Arms and the Man is a satire of many parts of late 19th-century European society. Pick two aspects of society that Shaw satirizes, and explain how he does so.

First, Arms and the Man satirizes Bulgarian and European attitudes toward modernization, technological development, and the centers of cultivation like Paris, London, and Moscow. Catherine brags that the family has installed an electric bell for the servants, even though Petkoff is much more comfortable continuing to yell for them at the top of his lungs. Raina, Catherine, and Petkoff brag that the family has a library in the estate, which is the only one in the region. Yet as the scene description finally notes in Act Three, this library is actually just a room with a few old volumes in it. Despite this reality, the Petkoffs truly believe they are at the vanguard of artistic and cultural life at the time.

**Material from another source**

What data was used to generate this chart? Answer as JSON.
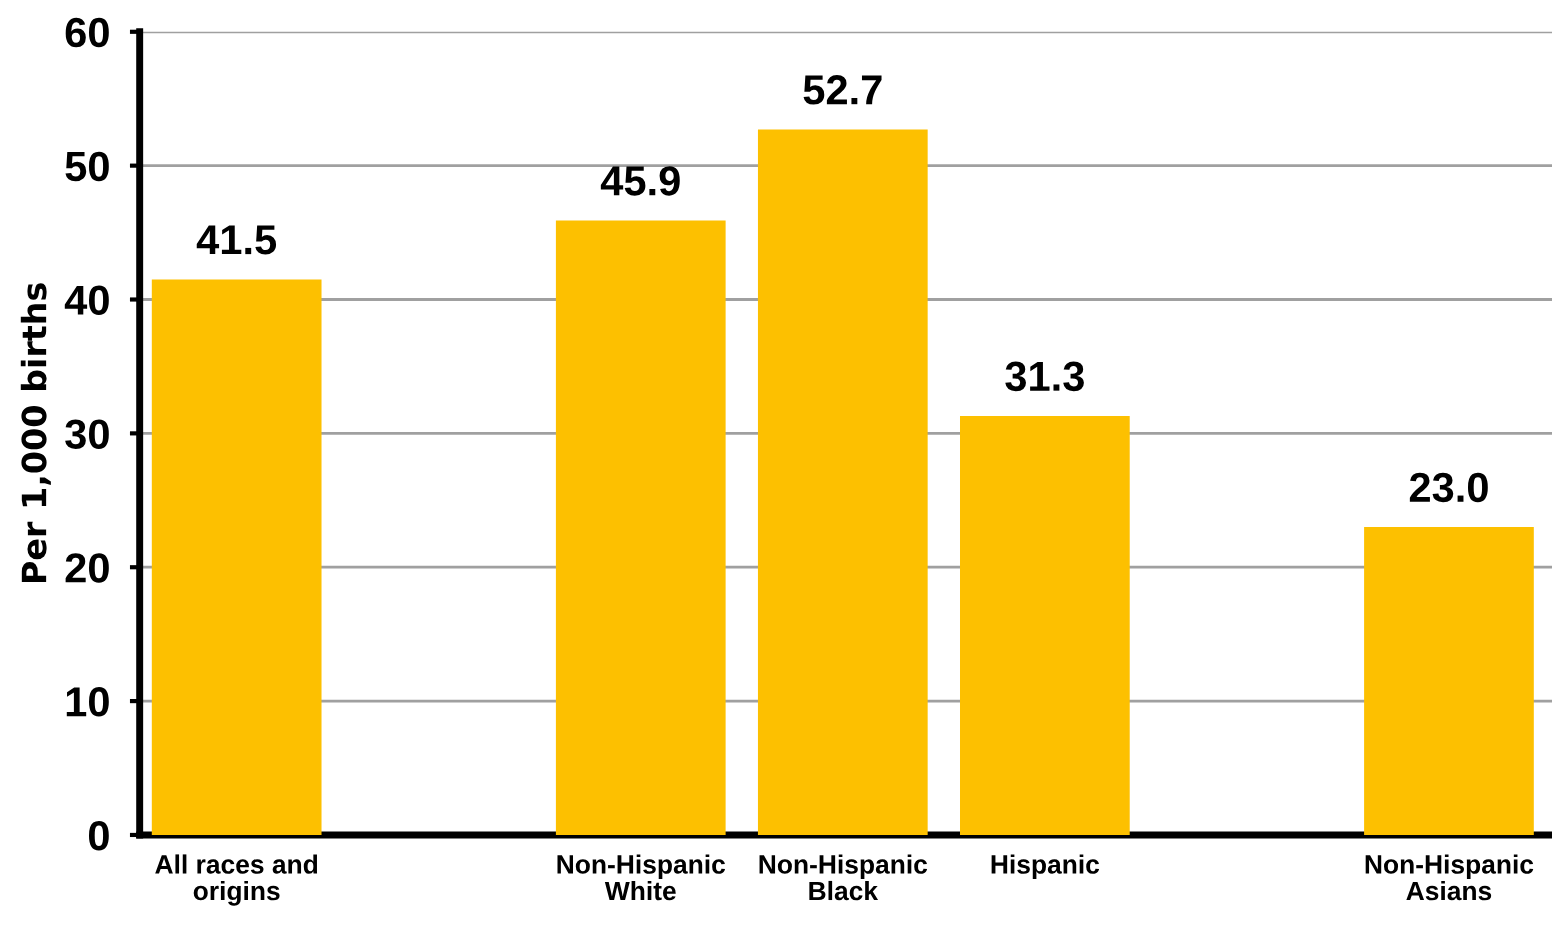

The play also satirizes the reasons that nations seem to have for going to war and for making peace. As Petkoff admits to Catherine after the war is ended in a peace, the only way war would be meaningful would be if both sides continued fighting long enough really to enable geographic or political change. The Bulgarians know that this is beyond their capabilities. Thus, war becomes something more like a performance with the only outcomes being almost insignificant, like a slight shift in a nation’s border. In this sense, Shaw speaks to arbitrary outcomes of conflicts that would later define the early part of the 20th century, in which enormous bloodshed resulted in only very small changes to the map of Europe in most instances.